DDD Southeast Europe — Dialogue for Democracy and Development
Policy Reports

Policy Brief: Mobility Corridors in Southeast Europe

A short technical brief on the four cross-border mobility corridors that account for most regional labour movement, and what their operational state says about deeper integration.

By Dr. Tarik Gjeloshi, Senior Researcher, Tirana Institute for Economic StudiesPublished · 7 min read

Cross-border labour mobility in Southeast Europe concentrates along four corridors: the Adriatic-Ionian arc, the Pan-European Corridor X, the Black-Sea-to-Aegean route, and the western Balkans–Central Europe spine through Hungary. These corridors carry the bulk of the region's regular cross-border labour movement and a substantial share of its seasonal and informal flows.
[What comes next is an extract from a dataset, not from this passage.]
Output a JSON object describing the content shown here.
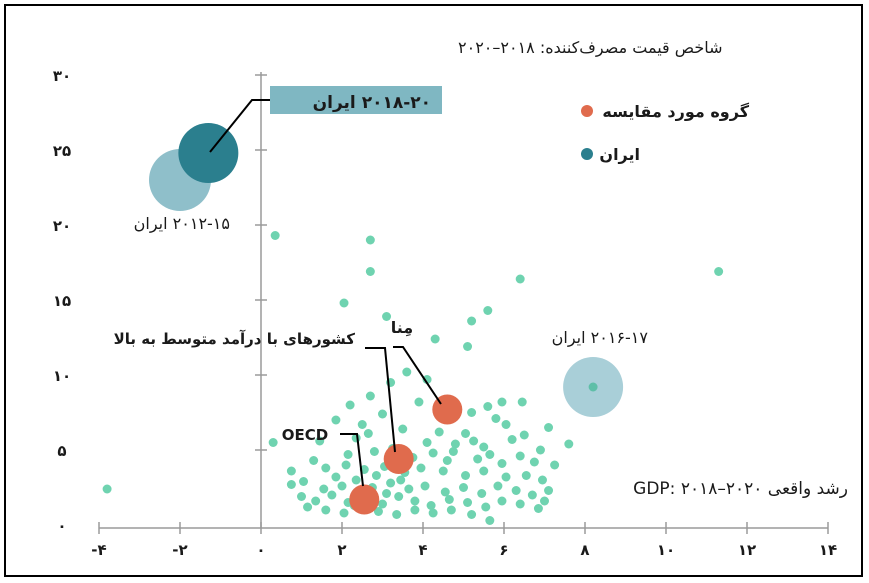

The corridors are infrastructurally uneven. Two of the four have benefited from sustained EU-financed upgrades in the past decade; the other two remain bottlenecked at specific known crossings. The brief documents the bottlenecks and notes that, in three of the four cases, the binding constraint is not physical infrastructure but border-procedure throughput.

Mobility corridors are a useful diagnostic because they reveal where bilateral cooperation is operationally working and where it is performative. The brief argues that throughput data — collected by border agencies and rarely published — would be the cheapest single transparency intervention available in the region.